ALERTE DANGER! Près de la moitié des huiles d'olive vendues en France sont « non conformes » à la réglementation

C’est la catastrophe. Une enquête menée par la DGCCRF a montré que 49 % des huiles d’olives vendues en France sont « non conformes » aux normes de la qualité demandée.

Plusieurs huiles d’olive «non conformes»


Que ce soit pour la cuisson ou la sauce, l’huile d’olive demeure parmi les huiles les plus utilisées en cuisine. Selon France Bleu, 110 000 tonnes d’huiles d’olive sont commercialisées dans l’Hexagone. Mais une grande majorité de ces produits est importée. Toutefois, qu’elles soient made in France ou pas, la plupart ne répondent pas aux normes de qualité en vigueur actuellement. Un résultat qui était donné suite à une étude réalisée par les enquêteurs de la DGCCRF.

Ces derniers ont voulu faire tester 126 différents types d’huiles d’olive. Sur ces produits testés par le Service commun des laboratoires (SCL) de Marseille, seul les 25,5 % étaient validé conforme tantôt sur la composition tantôt sur l’étiquetage. Alors que 25,5 % des huiles d’olive ont été déclarés « à surveiller » en raison de l’étiquetage donc « non conformes ». En réalité, ils ont été signalés soit pour usurpation de signes de qualités, soit les lieux géographiques ou l’origine du produit. Ou encore, le non-usage de la langue française ou l’absence de quantité nette ou des valeurs nutritionnelles. En effet, 49 % des huiles d’olive testées ont été déclarés « non conformes » à la réglementation. Certains produits ont même été rétrogradés de « vierge extra » à « vierge », d’autres ne comportaient pas les mentions obligatoires… Et bien d’autres encore.

Plus de 250 établissements inspectés


Mais sur les 277 établissements contrôlés, dont les grossistes, détaillants…, 40 % n’étaient pas conformes aux normes de qualité et d’étiquetage. Toutefois, parmi les cas les plus frappants, la DGCCRF accuse un importateur d’huile. En effet, ce dernier vendait un produit qui après analyse s’avère non comestible. Mais pas de panique ! Les produits concernés ont été détruits et l’entreprise a reçu un procès-verbal de délit grave.
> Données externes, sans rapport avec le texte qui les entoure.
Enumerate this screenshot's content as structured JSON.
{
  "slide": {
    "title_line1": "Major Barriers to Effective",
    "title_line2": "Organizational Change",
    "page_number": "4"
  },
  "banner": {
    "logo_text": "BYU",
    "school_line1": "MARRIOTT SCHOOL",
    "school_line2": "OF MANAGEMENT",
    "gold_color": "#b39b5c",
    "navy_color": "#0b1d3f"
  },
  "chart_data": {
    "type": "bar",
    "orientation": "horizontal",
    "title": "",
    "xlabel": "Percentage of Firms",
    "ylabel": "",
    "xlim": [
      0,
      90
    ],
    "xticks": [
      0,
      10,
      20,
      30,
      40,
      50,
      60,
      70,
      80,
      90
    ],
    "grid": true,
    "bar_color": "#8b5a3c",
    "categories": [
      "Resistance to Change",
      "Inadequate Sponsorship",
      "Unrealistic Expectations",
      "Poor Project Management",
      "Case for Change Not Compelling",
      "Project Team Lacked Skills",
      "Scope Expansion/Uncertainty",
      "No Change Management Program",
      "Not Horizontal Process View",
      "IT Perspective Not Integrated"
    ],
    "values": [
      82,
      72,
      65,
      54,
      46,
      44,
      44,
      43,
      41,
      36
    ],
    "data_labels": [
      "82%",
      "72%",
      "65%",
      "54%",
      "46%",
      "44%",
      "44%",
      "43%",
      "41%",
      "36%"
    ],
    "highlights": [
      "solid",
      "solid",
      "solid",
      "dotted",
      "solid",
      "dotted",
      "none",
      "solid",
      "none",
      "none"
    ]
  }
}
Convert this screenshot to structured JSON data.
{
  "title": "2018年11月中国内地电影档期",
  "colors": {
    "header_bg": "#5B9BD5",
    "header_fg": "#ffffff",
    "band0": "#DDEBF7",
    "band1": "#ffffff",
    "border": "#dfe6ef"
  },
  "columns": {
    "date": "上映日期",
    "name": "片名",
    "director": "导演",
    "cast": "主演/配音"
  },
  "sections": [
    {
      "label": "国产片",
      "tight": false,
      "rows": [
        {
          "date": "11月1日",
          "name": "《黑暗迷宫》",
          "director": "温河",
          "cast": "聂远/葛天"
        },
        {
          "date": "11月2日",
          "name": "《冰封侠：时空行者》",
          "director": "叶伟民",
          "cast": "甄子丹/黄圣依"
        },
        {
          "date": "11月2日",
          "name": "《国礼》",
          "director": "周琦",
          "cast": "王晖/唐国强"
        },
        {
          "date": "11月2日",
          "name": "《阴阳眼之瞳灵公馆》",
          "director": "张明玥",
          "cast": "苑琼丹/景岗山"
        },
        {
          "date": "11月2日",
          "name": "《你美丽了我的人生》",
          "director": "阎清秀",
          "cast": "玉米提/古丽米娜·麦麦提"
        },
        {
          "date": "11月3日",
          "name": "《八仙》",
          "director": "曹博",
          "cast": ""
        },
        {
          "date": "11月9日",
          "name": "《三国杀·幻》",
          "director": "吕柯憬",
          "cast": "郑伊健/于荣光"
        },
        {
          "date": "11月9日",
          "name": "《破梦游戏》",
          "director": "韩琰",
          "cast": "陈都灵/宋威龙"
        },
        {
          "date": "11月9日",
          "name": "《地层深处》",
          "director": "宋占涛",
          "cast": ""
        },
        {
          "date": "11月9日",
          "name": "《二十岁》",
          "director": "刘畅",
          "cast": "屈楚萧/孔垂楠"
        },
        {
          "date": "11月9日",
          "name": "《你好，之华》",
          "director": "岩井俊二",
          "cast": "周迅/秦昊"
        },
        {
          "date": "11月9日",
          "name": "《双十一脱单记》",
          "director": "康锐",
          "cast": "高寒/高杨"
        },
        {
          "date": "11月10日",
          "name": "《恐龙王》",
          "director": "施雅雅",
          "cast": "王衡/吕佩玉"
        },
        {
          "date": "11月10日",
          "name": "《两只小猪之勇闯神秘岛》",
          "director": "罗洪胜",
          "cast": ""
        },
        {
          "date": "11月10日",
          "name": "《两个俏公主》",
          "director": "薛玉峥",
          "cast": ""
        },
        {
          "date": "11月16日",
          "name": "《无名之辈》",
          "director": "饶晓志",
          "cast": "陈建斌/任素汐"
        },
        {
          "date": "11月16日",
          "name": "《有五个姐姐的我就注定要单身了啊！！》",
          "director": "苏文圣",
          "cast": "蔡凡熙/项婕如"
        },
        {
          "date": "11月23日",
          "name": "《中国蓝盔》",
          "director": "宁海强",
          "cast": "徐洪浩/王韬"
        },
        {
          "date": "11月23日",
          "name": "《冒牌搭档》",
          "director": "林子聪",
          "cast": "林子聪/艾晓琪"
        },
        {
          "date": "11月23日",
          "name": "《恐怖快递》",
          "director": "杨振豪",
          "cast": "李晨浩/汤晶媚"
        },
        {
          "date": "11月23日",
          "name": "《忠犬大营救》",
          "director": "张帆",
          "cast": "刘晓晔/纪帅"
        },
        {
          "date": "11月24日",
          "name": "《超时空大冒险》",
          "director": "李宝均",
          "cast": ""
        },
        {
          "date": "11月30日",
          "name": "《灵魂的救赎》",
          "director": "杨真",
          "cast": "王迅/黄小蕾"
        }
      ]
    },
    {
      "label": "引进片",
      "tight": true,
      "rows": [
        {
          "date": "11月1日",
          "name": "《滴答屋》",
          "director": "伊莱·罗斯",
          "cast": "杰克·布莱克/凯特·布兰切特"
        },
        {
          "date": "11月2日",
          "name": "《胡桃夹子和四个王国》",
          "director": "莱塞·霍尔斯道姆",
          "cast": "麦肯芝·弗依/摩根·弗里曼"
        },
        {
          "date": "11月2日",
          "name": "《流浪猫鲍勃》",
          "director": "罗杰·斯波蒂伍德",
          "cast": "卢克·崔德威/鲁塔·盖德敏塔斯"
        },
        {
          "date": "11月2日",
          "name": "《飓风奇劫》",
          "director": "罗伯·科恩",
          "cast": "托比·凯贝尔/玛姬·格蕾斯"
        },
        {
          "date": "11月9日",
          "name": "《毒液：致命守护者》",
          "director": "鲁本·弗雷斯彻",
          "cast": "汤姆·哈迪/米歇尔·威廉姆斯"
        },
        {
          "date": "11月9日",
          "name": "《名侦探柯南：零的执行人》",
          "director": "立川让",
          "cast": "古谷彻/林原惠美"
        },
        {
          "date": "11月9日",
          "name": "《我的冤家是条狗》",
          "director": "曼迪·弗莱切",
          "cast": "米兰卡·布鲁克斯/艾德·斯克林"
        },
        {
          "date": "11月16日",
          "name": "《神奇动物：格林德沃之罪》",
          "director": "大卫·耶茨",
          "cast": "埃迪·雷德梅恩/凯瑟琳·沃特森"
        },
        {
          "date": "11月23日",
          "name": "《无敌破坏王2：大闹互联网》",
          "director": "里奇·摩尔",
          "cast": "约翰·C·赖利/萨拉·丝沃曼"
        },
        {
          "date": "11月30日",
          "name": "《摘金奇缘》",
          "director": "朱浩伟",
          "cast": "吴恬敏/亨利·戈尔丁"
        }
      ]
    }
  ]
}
Mais hormis cela, une autre entreprise commercialisait une huile d’olive « vierge extra » qui est censée provenir d’un village de la Drôme. Pourtant, l’étiquette mise sur le marché indiquait que le produit est d’« origine UE ». Ajouté à cela, après analyse, le produit est aussi reclassé en huile d’olive « vierge ». Des fautes graves qui ont valu à l’entreprise concernée d’une verbalisation pour pratique commerciale trompeuse. Mais aussi, elle s’est acquittée d’une amende de 1 500 euros.